Paper 2019/589

A${^2}$L: Anonymous Atomic Locks for Scalability and Interoperability in Payment Channel Hubs

Erkan Tairi and Pedro Moreno-Sanchez and Matteo Maffei

Abstract

The striking growth in cryptocurrencies is revealing several scalability issues that go beyond the growing size of the blockchain. Payment channel hubs (PCHs) constitute a promising scalability solution by performing off-chain payments between sender and receiver through an intermediary, called the tumbler. While currently proposed PCHs provide security and privacy guarantees against a malicious tumbler, they fall short of other fundamental properties, such as interoperability and fungibility.
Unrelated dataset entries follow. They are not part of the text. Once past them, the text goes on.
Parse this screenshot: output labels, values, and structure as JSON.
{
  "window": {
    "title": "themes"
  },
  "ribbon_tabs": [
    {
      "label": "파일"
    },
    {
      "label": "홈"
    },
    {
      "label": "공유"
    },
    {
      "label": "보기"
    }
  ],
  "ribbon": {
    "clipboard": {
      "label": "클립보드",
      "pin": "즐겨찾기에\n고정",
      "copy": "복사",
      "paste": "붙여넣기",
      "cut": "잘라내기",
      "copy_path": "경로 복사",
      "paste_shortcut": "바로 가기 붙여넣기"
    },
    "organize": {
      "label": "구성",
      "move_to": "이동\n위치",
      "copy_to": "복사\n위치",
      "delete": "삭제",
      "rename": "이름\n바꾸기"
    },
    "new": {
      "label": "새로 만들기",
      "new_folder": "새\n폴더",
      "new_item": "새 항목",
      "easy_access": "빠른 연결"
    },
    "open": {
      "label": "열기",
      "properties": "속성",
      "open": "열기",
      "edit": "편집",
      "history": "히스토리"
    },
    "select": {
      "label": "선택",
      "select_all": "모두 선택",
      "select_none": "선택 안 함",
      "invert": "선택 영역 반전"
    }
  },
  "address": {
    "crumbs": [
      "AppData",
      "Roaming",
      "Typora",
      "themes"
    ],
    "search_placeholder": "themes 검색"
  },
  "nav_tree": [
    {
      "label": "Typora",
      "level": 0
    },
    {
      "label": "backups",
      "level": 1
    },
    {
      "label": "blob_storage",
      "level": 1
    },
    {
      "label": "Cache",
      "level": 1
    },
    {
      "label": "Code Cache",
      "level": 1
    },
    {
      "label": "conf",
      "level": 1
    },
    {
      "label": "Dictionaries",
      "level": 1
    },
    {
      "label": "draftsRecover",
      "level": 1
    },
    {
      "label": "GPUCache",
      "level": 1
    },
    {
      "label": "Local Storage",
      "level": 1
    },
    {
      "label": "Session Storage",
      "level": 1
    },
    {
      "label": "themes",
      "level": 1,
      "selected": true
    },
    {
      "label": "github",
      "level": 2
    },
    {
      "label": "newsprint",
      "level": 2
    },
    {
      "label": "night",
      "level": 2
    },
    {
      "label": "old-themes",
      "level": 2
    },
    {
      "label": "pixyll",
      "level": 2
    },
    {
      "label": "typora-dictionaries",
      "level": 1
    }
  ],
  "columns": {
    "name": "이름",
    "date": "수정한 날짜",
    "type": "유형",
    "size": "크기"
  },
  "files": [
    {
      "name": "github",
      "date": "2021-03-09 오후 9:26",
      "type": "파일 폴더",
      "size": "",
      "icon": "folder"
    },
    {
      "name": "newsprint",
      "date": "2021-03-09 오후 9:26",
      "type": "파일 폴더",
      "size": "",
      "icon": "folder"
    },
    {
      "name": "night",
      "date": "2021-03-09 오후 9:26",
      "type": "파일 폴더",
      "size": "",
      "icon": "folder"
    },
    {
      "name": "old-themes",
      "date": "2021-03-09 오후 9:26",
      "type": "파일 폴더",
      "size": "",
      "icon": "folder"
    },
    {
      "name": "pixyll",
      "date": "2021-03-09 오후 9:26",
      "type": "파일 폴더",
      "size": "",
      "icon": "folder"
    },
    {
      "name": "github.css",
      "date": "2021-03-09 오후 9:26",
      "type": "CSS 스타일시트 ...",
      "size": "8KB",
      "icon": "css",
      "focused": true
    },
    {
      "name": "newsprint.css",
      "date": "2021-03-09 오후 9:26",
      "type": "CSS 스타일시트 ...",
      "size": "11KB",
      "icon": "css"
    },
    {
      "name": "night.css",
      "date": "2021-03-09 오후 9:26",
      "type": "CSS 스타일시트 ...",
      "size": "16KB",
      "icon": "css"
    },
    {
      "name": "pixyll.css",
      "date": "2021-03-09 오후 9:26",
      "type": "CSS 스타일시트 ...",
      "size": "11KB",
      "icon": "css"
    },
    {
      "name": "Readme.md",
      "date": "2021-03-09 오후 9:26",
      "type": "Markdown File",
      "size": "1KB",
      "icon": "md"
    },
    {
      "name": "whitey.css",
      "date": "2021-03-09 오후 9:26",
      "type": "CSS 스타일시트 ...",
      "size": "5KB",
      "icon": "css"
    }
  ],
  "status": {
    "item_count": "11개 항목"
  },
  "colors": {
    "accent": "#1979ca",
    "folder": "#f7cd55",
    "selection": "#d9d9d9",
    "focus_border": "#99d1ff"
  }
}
In this work, we present A${^2}$L, the first secure, privacy-preserving, interoperable, and fungibility-preserving PCH. A${^2}$L builds on a novel cryptographic primitive that realizes a three-party protocol for conditional transactions, where the intermediary pays the receiver only if the latter solves a cryptographic challenge with the help of the sender. We prove the security and privacy guarantees of A${^2}$L in the Universal Composability framework and present two provably secure instantiations based on Schnorr and ECDSA signatures. We implemented A${^2}$L and our evaluation shows that it outperforms TumbleBit, the state-of-the-art PCH in terms of interoperability, which is one of the central goals of this work. In particular, we show that in a commodity hardware as well as in a more realistic, distributed setting where sender, receiver and tumbler sit at different geographical locations worldwide, our ECDSA-based construction is 3x faster and requires 15x less bandwidth, while our Schnorr-based construction is 8x faster and requires 21x less bandwidth. These results demonstrate that A${^2}$L is the most efficient Bitcoin-compatible PCH.